Munchausen by proxy, now formally known as Factitious Disorder Imposed on Another (FDIA), is a form of child abuse in which a caregiver — most commonly the mother — fabricates, exaggerates, or deliberately induces illness in a child in order to gain attention, sympathy, and a sense of identity from medical professionals and those around them. The child is not sick. Or they are made to be.
The long-term effects include PTSD, anxiety, depression, difficulty trusting others, avoidance of medical care, and an identity built around illness.

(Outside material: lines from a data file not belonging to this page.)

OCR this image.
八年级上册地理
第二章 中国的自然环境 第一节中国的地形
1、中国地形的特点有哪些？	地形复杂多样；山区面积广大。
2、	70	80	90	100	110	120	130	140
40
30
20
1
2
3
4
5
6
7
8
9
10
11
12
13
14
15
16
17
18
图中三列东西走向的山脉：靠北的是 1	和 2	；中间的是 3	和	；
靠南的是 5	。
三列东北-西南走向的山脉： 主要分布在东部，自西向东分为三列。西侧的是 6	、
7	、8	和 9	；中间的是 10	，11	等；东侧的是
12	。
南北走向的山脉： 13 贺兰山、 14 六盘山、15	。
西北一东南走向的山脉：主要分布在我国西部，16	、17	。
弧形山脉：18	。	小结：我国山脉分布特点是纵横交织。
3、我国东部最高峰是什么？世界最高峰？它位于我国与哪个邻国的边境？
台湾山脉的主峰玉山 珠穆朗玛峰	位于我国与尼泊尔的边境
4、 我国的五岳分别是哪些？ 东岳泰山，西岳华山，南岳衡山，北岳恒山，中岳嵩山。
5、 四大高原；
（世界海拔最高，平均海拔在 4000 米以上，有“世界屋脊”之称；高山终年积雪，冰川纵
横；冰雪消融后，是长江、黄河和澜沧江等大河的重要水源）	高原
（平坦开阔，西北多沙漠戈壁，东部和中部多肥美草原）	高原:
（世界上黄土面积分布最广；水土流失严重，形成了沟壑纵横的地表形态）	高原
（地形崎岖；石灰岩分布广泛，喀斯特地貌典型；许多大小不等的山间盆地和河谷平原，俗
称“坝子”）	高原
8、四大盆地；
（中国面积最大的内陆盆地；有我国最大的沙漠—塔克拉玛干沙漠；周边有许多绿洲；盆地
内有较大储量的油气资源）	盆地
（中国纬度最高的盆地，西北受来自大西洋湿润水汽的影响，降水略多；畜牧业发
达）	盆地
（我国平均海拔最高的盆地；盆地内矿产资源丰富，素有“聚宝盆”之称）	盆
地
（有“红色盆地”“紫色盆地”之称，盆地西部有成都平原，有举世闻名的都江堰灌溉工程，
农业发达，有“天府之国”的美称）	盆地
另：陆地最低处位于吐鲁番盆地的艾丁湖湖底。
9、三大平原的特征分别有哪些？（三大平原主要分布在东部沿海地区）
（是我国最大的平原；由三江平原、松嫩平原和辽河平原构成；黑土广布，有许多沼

Survivors often struggle to trust their own perception of their body and their reality, and many carry deep insecurity and difficulty with independence well into adulthood.
Because the person causing the harm is also the primary source of love, safety, and survival. For a child, holding both of those truths at once is psychologically unbearable. It is easier and safer to trust the mother. Many survivors only begin to understand what happened years or even decades later, often triggered by something external — a documentary, a conversation, a therapy session.
A genuinely worried parent wants the child to get better. A parent with Munchausen by proxy needs the child to remain sick. Key signs include symptoms that worsen at home and improve when the child is separated from the parent, a parent who seems unusually calm or energised during hospitalisations, and medical results that consistently fail to match what the parent reports.
Yes — though recovery is rarely quick or linear. It usually involves trauma-informed therapy, rebuilding an identity that is not centred on illness or dependency, and slowly learning to trust your own experience of reality. Many survivors go on to live full, connected lives. Understanding what actually happened is often the hardest and most important first step.

I am not a qualified therapist, psychologist, or medical professional. This post is written for general information and awareness only, drawing on published research and survivor accounts. If you believe you may have experienced this form of abuse, please seek support from a qualified professional. If you are in the UK, the NSPCC helpline is 0808 800 5000. For mental health support, your GP is the best starting point for a referral.